Fittingly enough, Part 1 of The CAFO Reader starts from the true beginning of the development of industrial meat production. Rather than explore the physical formation of the first factory farm (though, that is touched upon briefly), the five authors investigate the underlying justification of CAFOs through explorations of the mechanistic philosophy of Galileo, the roles of both religion and science, and current competitive rhetoric.
Part 1 is a necessarily slow read, but I came away with a better understanding of the philosophic and scientific theory that led to the creation of CAFOs.
We are all familiar with daily examples of questionable moral justifications or cognitive dissonance. These justifications vary from the relatively benign (“It’s okay to gossip about this person, as he was really mean to me.”) to the more severe ("I may be embezzling but I am very generous with my money!”). The common justification explaining the abuses of a CAFO sound something like this:
Livestock are here for our benefit. Without a cheap and abundant food supply many would go hungry. Why should we care about the welfare of animals that are going to be slaughtered regardless?
Or like this:
This is an inevitable stage of efficiency.
There is Man…and then there is everything else. Every other life form is beneath us.
These views are specieist. The interests of humanity rank over the well being and flourishing of other species. Philosopher Rene Descartes championed this view in the 17th century, arguing that “nature existed as a toolbox for human industry”. He explained cries and writhing as simple reflexes and eventually in the minds of many, animals became soulless commodities. In the late 18th century, Jeremy Bentham countered by reframing Descartes’ reasoning: the question isn’t can they reason, but can they suffer?
The idea that our relationship with other members of the animal kingdom has moral relevance goes back millennia, including in the Bible.

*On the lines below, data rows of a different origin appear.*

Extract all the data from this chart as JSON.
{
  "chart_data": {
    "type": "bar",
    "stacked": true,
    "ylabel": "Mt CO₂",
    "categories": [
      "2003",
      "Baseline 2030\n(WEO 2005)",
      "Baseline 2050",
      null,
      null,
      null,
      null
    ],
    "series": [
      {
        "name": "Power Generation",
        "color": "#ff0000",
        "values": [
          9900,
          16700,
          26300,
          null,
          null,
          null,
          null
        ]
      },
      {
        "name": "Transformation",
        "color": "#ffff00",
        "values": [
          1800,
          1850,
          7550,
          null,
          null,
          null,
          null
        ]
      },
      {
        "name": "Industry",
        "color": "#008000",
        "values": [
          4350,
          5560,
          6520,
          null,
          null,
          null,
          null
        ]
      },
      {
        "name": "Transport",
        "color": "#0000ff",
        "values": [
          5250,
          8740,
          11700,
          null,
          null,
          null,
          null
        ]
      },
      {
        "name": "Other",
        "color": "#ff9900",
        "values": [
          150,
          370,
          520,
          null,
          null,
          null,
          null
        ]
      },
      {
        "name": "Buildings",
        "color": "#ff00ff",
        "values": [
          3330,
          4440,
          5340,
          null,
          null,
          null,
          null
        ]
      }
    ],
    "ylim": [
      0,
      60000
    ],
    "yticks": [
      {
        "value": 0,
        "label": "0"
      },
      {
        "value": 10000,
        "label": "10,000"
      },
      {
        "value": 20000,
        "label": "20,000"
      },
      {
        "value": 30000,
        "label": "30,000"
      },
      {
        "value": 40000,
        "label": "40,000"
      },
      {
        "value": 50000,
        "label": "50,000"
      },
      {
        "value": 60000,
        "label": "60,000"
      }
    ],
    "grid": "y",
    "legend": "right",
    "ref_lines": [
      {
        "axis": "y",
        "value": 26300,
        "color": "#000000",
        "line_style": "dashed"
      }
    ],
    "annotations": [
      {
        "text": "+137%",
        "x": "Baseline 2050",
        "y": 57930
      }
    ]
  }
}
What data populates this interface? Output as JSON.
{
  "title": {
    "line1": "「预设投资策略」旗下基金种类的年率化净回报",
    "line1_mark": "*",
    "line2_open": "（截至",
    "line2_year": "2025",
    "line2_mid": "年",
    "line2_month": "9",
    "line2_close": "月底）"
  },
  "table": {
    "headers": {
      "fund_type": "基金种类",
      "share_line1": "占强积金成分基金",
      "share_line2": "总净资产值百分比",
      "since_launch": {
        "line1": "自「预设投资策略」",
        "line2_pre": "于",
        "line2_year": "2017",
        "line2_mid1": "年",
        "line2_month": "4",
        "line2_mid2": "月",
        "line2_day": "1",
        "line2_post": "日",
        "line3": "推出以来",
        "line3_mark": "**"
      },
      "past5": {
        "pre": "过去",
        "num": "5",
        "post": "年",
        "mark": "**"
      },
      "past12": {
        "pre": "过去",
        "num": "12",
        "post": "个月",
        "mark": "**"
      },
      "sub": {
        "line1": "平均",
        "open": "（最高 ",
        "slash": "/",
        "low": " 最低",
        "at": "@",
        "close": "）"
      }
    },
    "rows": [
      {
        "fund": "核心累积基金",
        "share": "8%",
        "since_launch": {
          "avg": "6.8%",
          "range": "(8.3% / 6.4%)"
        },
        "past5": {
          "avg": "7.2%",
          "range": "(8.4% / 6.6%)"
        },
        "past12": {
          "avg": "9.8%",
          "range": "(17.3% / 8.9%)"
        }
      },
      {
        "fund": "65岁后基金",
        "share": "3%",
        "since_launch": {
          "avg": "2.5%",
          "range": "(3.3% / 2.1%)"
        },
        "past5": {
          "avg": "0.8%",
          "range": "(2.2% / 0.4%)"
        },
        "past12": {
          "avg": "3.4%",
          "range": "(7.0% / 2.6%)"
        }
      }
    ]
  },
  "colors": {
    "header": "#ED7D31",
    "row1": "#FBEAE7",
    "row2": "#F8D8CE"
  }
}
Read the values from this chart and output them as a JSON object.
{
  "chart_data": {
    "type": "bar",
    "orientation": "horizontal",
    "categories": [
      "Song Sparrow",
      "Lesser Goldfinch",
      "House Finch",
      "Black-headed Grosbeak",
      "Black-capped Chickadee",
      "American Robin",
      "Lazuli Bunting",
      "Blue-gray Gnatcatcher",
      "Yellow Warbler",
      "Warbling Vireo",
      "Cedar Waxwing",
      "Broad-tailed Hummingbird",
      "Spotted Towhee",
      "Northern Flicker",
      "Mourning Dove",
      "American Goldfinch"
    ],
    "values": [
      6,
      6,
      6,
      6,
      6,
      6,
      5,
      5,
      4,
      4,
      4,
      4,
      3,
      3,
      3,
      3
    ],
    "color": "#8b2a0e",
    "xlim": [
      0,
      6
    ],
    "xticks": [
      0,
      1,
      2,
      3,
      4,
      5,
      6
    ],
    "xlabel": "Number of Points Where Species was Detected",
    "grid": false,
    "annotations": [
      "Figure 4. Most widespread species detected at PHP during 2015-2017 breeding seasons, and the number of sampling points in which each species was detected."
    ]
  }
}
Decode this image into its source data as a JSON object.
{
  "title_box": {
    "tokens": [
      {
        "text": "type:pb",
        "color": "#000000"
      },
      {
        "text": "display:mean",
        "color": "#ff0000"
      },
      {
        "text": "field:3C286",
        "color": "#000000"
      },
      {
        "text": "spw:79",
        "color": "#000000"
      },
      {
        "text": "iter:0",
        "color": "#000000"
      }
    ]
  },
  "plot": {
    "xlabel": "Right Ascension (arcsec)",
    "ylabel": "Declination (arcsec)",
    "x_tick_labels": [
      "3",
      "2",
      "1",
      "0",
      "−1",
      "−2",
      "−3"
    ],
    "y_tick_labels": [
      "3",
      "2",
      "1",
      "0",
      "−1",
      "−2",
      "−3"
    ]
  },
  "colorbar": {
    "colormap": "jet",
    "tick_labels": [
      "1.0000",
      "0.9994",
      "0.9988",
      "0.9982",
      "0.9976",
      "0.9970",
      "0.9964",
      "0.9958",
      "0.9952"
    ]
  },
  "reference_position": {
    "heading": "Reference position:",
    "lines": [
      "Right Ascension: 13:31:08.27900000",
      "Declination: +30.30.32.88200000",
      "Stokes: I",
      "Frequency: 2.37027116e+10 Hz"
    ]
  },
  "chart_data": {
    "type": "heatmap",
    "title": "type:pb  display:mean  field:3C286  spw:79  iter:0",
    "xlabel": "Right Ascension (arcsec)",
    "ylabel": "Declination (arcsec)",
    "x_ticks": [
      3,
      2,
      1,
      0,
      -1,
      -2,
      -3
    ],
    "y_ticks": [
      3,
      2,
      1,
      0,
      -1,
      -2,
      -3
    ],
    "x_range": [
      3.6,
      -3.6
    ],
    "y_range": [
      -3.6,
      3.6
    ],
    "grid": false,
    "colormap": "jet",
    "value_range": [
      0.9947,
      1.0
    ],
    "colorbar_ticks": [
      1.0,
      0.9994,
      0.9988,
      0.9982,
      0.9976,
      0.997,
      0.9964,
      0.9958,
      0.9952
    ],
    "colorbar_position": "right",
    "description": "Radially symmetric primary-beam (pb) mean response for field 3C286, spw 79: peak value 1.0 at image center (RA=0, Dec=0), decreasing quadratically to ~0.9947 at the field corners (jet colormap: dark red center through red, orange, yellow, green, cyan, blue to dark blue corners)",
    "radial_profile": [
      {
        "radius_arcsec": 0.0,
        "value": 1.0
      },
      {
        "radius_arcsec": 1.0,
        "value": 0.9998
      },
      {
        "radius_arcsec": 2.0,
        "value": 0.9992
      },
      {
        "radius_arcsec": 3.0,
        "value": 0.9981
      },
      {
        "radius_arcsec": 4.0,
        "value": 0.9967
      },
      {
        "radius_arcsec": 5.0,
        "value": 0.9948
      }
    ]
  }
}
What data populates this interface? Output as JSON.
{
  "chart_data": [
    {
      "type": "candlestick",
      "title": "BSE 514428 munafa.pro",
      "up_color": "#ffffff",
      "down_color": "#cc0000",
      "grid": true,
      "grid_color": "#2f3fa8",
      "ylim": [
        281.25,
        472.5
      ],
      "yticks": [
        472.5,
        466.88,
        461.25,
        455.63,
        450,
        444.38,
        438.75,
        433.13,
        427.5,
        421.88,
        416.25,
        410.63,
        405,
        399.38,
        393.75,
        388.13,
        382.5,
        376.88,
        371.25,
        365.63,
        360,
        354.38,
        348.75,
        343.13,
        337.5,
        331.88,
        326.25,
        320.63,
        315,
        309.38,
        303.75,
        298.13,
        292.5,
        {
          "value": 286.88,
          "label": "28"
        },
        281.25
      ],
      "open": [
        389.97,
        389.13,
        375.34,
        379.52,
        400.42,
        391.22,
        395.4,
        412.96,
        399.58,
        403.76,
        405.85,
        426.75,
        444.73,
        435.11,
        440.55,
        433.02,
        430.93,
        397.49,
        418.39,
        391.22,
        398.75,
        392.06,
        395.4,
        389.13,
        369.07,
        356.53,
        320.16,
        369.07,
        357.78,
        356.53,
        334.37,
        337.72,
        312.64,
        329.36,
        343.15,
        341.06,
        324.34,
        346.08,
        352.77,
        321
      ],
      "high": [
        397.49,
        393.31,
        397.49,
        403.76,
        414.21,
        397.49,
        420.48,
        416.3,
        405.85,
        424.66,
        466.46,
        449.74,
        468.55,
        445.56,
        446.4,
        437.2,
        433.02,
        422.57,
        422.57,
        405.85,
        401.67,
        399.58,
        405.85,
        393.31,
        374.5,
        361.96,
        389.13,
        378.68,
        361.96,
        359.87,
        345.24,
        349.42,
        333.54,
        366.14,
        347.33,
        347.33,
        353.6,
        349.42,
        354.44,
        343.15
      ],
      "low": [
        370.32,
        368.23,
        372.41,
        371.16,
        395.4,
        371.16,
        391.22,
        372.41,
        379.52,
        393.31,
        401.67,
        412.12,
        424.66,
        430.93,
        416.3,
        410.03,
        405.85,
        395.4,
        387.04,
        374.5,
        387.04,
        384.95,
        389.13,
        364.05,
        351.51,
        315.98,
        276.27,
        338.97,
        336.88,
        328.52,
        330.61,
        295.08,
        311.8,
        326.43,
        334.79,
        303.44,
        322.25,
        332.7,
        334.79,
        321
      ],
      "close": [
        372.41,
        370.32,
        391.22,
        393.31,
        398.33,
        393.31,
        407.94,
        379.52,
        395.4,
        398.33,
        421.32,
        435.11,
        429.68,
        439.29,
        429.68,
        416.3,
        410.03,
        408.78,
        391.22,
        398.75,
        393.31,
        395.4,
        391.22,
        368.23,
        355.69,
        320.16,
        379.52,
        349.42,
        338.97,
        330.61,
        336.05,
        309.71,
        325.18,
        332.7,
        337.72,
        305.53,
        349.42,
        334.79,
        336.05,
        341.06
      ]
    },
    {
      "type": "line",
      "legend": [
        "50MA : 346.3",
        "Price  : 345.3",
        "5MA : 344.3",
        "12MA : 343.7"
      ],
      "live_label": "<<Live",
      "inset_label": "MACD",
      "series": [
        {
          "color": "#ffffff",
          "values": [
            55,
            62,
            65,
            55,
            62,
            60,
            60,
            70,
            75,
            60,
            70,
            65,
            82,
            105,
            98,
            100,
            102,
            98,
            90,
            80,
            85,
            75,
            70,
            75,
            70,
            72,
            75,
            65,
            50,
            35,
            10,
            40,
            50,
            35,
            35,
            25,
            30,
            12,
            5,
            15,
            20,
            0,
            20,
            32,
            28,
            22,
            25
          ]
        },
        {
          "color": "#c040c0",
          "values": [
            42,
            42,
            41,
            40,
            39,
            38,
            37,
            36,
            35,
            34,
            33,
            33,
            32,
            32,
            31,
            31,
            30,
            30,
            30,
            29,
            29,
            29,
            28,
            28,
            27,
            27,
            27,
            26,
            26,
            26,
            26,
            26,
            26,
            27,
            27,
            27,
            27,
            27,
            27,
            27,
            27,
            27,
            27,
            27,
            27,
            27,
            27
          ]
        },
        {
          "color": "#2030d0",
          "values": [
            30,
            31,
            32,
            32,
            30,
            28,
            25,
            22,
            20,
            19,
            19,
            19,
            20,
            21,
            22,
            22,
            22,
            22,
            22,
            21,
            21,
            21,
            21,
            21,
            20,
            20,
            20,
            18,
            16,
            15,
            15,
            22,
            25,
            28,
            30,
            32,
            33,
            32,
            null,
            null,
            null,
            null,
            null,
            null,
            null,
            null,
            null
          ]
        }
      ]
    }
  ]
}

For example, the Old Testament forbids unnecessary pain and suffering of animals.
Raising animals used to be referred to as “animal husbandry”. “To husband” means to use with care, to keep, to save, to conserve. Animal husbandry is now referred to as “animal science”. New language serves to validate an increasingly mechanistic mindset, where the focus isn’t on care or conservation but on efficiency, profit, and competition. Wendell Berry aptly notes that mechanical farming makes it easy to think mechanically about the land and its creatures, and prevents us from recognizing animals as fellow creatures.
The current EPA definition of a large CAFO is as follows:
• 1,000 cattle
• 2,500 swine
• 55,000 turkeys
• 125,000 chickens
• 82,000 layers
Specific CAFOs tend to be heavily concentrated by geography.
Dairies: California and Idaho
Cattle: Texas and Kansas
Broilers: Chesapeake Bay, Arkansas, Alabama, Georgia, Kentucky, North Carolina
Eggs: Iowa, Ohio
Pig: Iowa, North Carolina
Modern industrial slaughterhouses kill at an incredible pace, “processing” as many as 360,000 pigs a day. CAFOs also generate waste of epic proportions. According to Daniel Imhoff, it’s not uncommon for a CAFO on 100 acres to generate the same amount of sewage as a city of 100,000 people. The key environmental difference between the city and the CAFO is that CAFOs aren’t required to set up carefully monitored sewage treatment plants. Instead, the manure lagoons are allowed to seep into our groundwater and evaporate into our atmosphere.
Beyond the lack of regulations regarding waste, CAFOs toe a fine line between factory regulations and farm regulations, embracing whichever definition is to their benefit.
Because CAFOs are regarded as farms, not industries, they have a free pass on certain air and water emissions. And yet, despite being regarded as farms, the Animal Welfare Act doesn’t apply to their animals (as it does for pets, exhibition animals, and research animals).
Factory farming has no traditions, rules, or decency. It’s an abandonment of natural animal husbandry and rural values: we have abdicated our moral compass to the owners of factory food production. For those who argue “This is an inevitable stage of efficiency”, these authors respond by saying that we could treat many other things in life more efficiently if we didn’t have ethical restraints. Are there no ethical boundaries anymore?
As Matthew Scully says:
“If reason and morality is what sets us apart from other animals, THEN reason and morality must guide us in how we treat them. What makes a human a human is precisely the ability to understand that the suffering of an animal is more important than the taste of a treat.”
We can’t just take from these creatures—we must give them something in return. Whether or not we choose to eat them, we should be able to agree that animals deserve certain species-specific freedoms like the ability to turn around, stand up, and breathe fresh air. (And yes, that is an incredibly low bar.)